In the evening Michelle makes a wicked fruit punch brew with a massive kick. Taste like fruit but it’s all alcohol. Watch out she warns as it puts a few under later in the evening. Sitting around the campsite we present our outfits to each recipient and the laughter for the night begins. Melissa prances in the circle dangling a frilly lace pink bra and a brown leopard print dress with low cut top and back. It’s for me. Donning the bra I find it quite difficult to latch the hooks behind my back as I’m far more skilled at letting them loose. Wiggling into the dress I discover it’s so short, mini is an understatement and without boxers underneath my package would be hanging out.

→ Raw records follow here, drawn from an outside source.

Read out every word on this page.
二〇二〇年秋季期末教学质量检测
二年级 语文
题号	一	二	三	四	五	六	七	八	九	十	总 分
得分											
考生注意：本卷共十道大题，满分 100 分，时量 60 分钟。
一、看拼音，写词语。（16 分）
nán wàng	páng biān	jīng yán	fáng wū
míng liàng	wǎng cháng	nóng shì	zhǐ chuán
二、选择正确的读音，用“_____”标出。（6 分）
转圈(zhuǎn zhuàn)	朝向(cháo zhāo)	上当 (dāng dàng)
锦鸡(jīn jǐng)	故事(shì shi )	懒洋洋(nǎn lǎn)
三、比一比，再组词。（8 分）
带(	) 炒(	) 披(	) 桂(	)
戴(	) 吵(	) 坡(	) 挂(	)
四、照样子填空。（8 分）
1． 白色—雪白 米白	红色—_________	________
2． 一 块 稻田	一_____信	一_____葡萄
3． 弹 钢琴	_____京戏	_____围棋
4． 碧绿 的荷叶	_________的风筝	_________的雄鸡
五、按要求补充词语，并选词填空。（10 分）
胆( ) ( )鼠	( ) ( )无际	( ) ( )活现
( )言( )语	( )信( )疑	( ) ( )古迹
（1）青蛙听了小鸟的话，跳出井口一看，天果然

Ridiculous doesn’t come close to describing everyone’s outfit and words cannot describe the scene as we all head to the bar for a night of fun filled laughter. Some of the pictures are blackmail material.
Fishing expedition
One afternoon John, Phil, Gemma, Adam, Katie, and myself go on a fishing expedition of lake Malawi. We hired a local to show us the ropes. We set out on a very old beat up looking row boat. A few feet from shore we notice water seeping in from the seems and it gradually getting deeper. The guide hands us a couple containers cut out from plastic bottles and our job is to bail water why we are rowing to an island about a quarter mile away. What a hoot. I’ve never set out on a boat when I knew I’d have to be bailing from the start. We make it to the island and go swimming and jumping off a cliff ledge while they get the fishing gear ready. Turns out to be a pretty cheesy experience as our poles are bamboo with a piece of fish line and hook attached. Drop the line in the water and wait. John and Katie both snag a couple no bigger than a gold fish and the rest of us sit around board to death as we never got a nibble. The return trip is the same drill of bailing while the guides paddle. The boat is waterlogged from having sat while we fished and the water is coming in faster than before necessitating constant bailing by two of us just to keep it from getting deeper.
Tonga Village
The only local experience we got is while in Kande Beach we went on a tour of a local Tonga village. The architecture is quite different from what we’ve seen elsewhere in Africa. Instead of mud or cow dung they make bricks out of clay and fire them in a furnace and build simple structures with grass thatched roofs. While still very basic they are not as primitive as the other places we’ve been.
We stop by the village school where unfortunately the 1500 students where on a two week break to learn these 1500 kids are split between 20 teachers. I can hardly imaging putting 120-200 kids in one small room with a single teacher to keep track of them all.
The Tonga also have a history of polygamy and while it’s still legal it is rarely practiced now days. For marriage a man picks his desired mate and his family will go to her family and let them know they want to get married. The girl has a choice and may say no. If she agrees the man will be required to remunerate her family an amount that varies based on the woman’s education and beauty. He is allowed to pay if off in installments over a period of years. If for some reason at a later date she wishes to leave him her family must pay the money back and if he wants to leave her he can and doesn’t get anything returned.
The Malawian’s are crazy about a board game called Boa. Enough so that a game between the parents of a couple to be determines which family pays for the wedding. For the heck of it, I sit with a local for an hour while he teaches me the game and by beginners luck I beat the crap out of him. That or we was just letting me feel good about my wits.
We’re just about to cross the Zambia border and a couple more days of long driving to reach Victoria Falls lie ahead.